Gaku Robata Grill

A Sydney ramen joint by day, an innovative Japanese restaurant by night.
Samantha Teague
Published on June 27, 2018
Updated on May 19, 2023


By day, Gaku serves up steaming bowls of ramen. By night, it's an innovative izakaya with ingredients and techniques borrowed from across Europe and Asia.

But first: the ramen. Gaku serves up four different types: a yuzu-spiked duck broth with smoked duck and duck meatballs ($19), a seafood bowl with salty clam consommé and poached clams ($17) and a chicken tonkotsu with pork char siu served standard ($15) or spicy ($16).

Sydney has no shortage of ramen, but Gaku makes it unlike anywhere else in the city. Chefs Haru Inukai (owner of the now-closed Sussex Centre Ramen Ikkyu and Elizabeth Bay's BlancHaru) and Shimon Hanakura (ex-Aria) add modern twists to the dishes without sacrificing technique — they successfully combine their experience making traditional ramen and working at fine dining establishments.

The only problem you'll have with the ramen is getting your hands on a bowl. Only 40 portions are made each day, and they're not sold takeaway.
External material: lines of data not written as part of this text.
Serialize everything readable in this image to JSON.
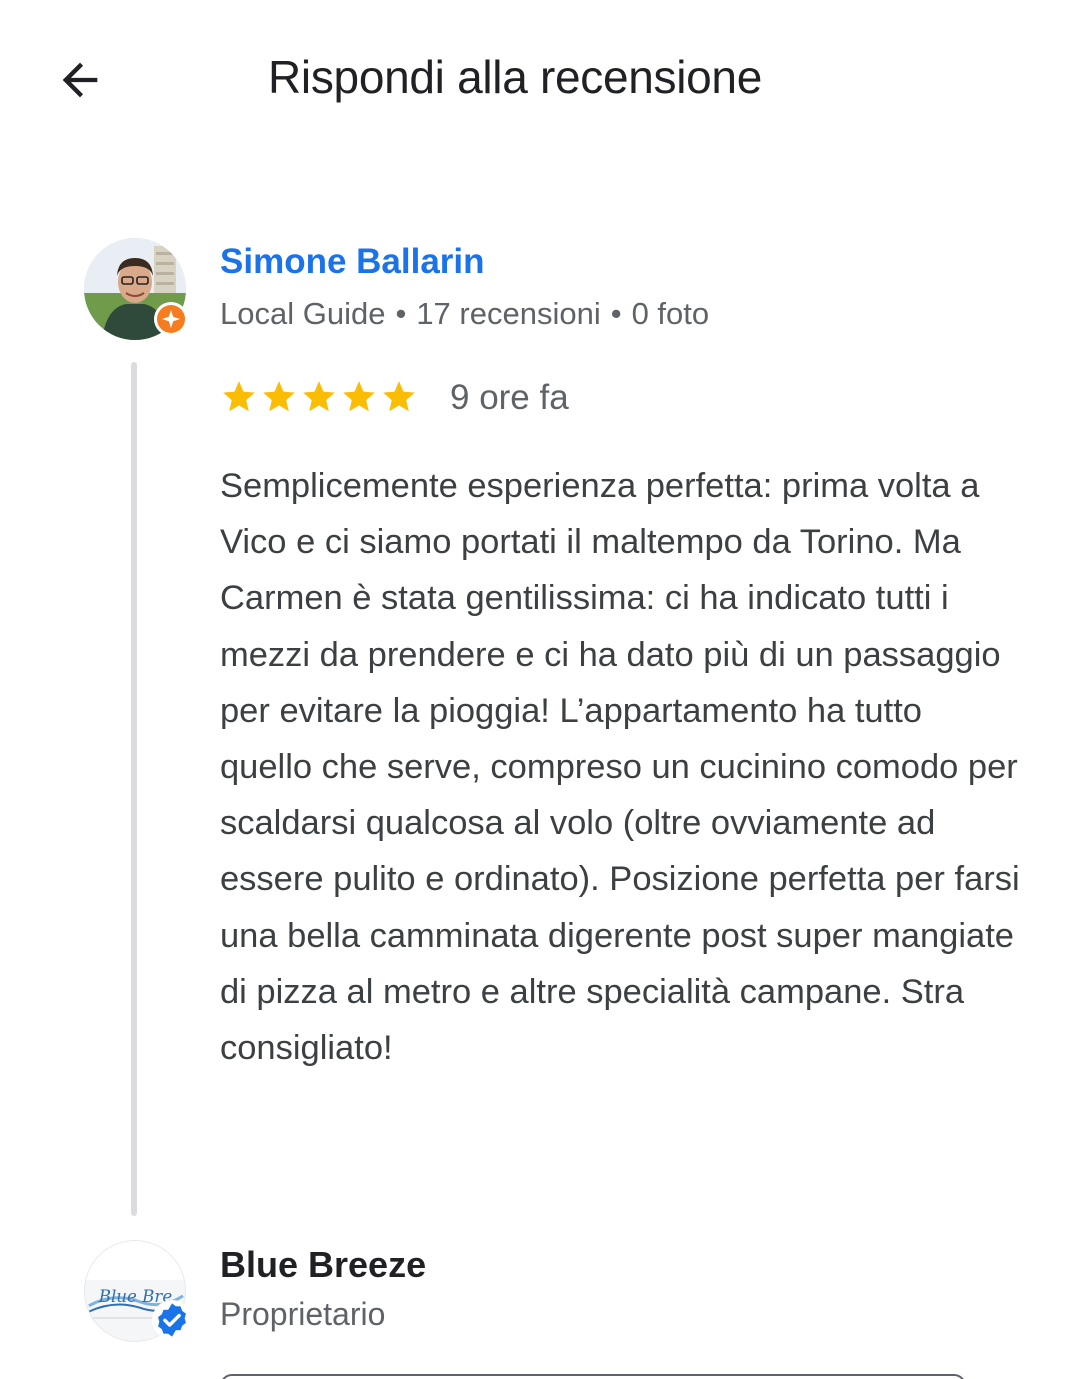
{
  "header": {
    "back_icon": "arrow-left-icon",
    "title": "Rispondi alla recensione"
  },
  "review": {
    "reviewer_name": "Simone Ballarin",
    "reviewer_badge_icon": "local-guide-icon",
    "reviewer_type": "Local Guide",
    "separator": "•",
    "reviews_count": "17 recensioni",
    "photos_count": "0 foto",
    "rating": 5,
    "rating_max": 5,
    "star_color": "#fbbc04",
    "time": "9 ore fa",
    "text": "Semplicemente esperienza perfetta: prima volta a Vico e ci siamo portati il maltempo da Torino. Ma Carmen è stata gentilissima: ci ha indicato tutti i mezzi da prendere e ci ha dato più di un passaggio per evitare la pioggia! L’appartamento ha tutto quello che serve, compreso un cucinino comodo per scaldarsi qualcosa al volo (oltre ovviamente ad essere pulito e ordinato). Posizione perfetta per farsi una bella camminata digerente post super mangiate di pizza al metro e altre specialità campane. Stra consigliato!"
  },
  "owner": {
    "name": "Blue Breeze",
    "role": "Proprietario",
    "logo_text": "Blue Bre",
    "verified_icon": "verified-check-icon"
  },
  "colors": {
    "link_blue": "#1a73e8",
    "text_primary": "#202124",
    "text_secondary": "#5f6368",
    "thread_line": "#dadce0"
  }
}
Meaning, you'll have to head into the restaurant — a compact, but not overcrowded space on Darlinghurst Road with exposed bricks and wooden details — between midday and 2pm, any day of the week.
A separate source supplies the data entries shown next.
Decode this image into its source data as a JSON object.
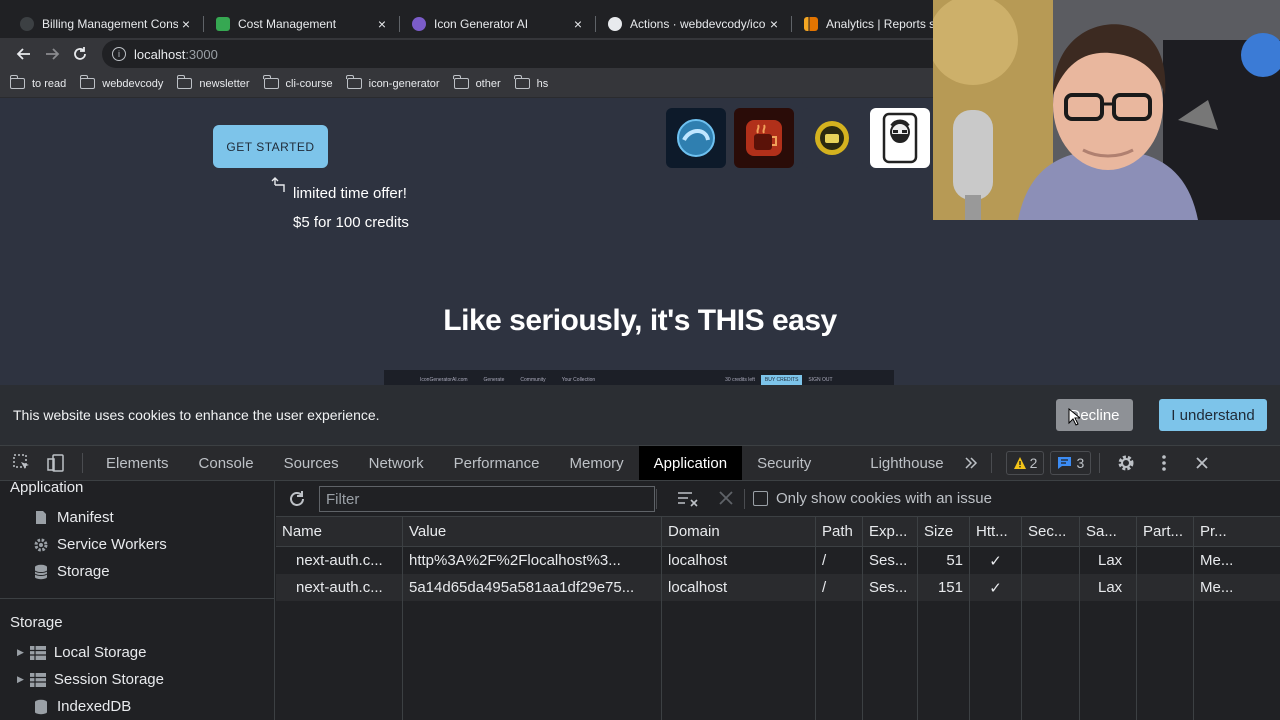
{
  "browser": {
    "tabs": [
      {
        "title": "Billing Management Consol",
        "color": "#3c4043"
      },
      {
        "title": "Cost Management",
        "color": "#36a852"
      },
      {
        "title": "Icon Generator AI",
        "color": "#7b5cc9"
      },
      {
        "title": "Actions · webdevcody/icon",
        "color": "#e8eaed"
      },
      {
        "title": "Analytics | Reports snap",
        "color": "#f4a623"
      }
    ],
    "close_glyph": "×",
    "url_host": "localhost",
    "url_port": ":3000",
    "bookmarks": [
      "to read",
      "webdevcody",
      "newsletter",
      "cli-course",
      "icon-generator",
      "other",
      "hs"
    ]
  },
  "page": {
    "cta_label": "GET STARTED",
    "offer_line1": "limited time offer!",
    "offer_line2": "$5 for 100 credits",
    "headline": "Like seriously, it's THIS easy",
    "preview_nav": [
      "IconGeneratorAI.com",
      "Generate",
      "Community",
      "Your Collection",
      "30 credits left",
      "BUY CREDITS",
      "SIGN OUT"
    ]
  },
  "cookie_banner": {
    "message": "This website uses cookies to enhance the user experience.",
    "decline_label": "Decline",
    "accept_label": "I understand"
  },
  "devtools": {
    "tabs": [
      "Elements",
      "Console",
      "Sources",
      "Network",
      "Performance",
      "Memory",
      "Application",
      "Security",
      "Lighthouse"
    ],
    "active_tab": "Application",
    "warnings_count": "2",
    "messages_count": "3",
    "sidebar": {
      "application_header": "Application",
      "application_items": [
        "Manifest",
        "Service Workers",
        "Storage"
      ],
      "storage_header": "Storage",
      "storage_items": [
        "Local Storage",
        "Session Storage",
        "IndexedDB"
      ]
    },
    "filter_placeholder": "Filter",
    "issue_checkbox_label": "Only show cookies with an issue",
    "columns": [
      "Name",
      "Value",
      "Domain",
      "Path",
      "Exp...",
      "Size",
      "Htt...",
      "Sec...",
      "Sa...",
      "Part...",
      "Pr..."
    ],
    "rows": [
      [
        "next-auth.c...",
        "http%3A%2F%2Flocalhost%3...",
        "localhost",
        "/",
        "Ses...",
        "51",
        "✓",
        "",
        "Lax",
        "",
        "Me..."
      ],
      [
        "next-auth.c...",
        "5a14d65da495a581aa1df29e75...",
        "localhost",
        "/",
        "Ses...",
        "151",
        "✓",
        "",
        "Lax",
        "",
        "Me..."
      ]
    ]
  }
}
If you can, grab a seat at the long wooden bar overlooking the kitchen and watch Inukai and Hanakura at work. Try and get a seat at the bar at night, too. You'll want to come back to check out the equally innovative dinner menu.

At first glance, it's what you'd expect from a Japanese grill: karaage, wagyu, sashimi and pork belly. But look closer and you'll find ingredients and techniques borrowed from France, Italy and China. The wagyu is bresaola ($9), cured and thinly sliced and served with Padrón peppers and a shichimi buttermilk. There's a burrata salad ($16), too, with chunks of tomato and salty bonito flakes.

Inukai's signature, a riff on Hakka salt-baked chicken, is a whole spatchcock ($28) cooked and served in a shiso and koji salt bake. It's both impressive to look at and to eat — the salt crust sealing in the flavours and the juice.

It's not all innovation and experimenting, either — some dishes are refreshingly simple. Often sourced that morning (you can keep an eye on the daily catches via Instagram), the sashimi ($16–22) is served with wasabi and pickled kohlrabi. The grilled Angus ($18 per 100g) or wagyu ($24 per 100g) steaks are sliced and presented with a plate of  sauces: black pepper, wasabi and soy.

Gaku may seem like a typical izakaya but Inukai and Hanakura's use of fine dining techniques — at both lunch and dinner — and its eclectic and interesting ingredient list make it anything but. As word of Gaku spreads, it's only getting busier (and harder to snag a midday bowl of ramen) so we recommend booking a visit, tout de suite.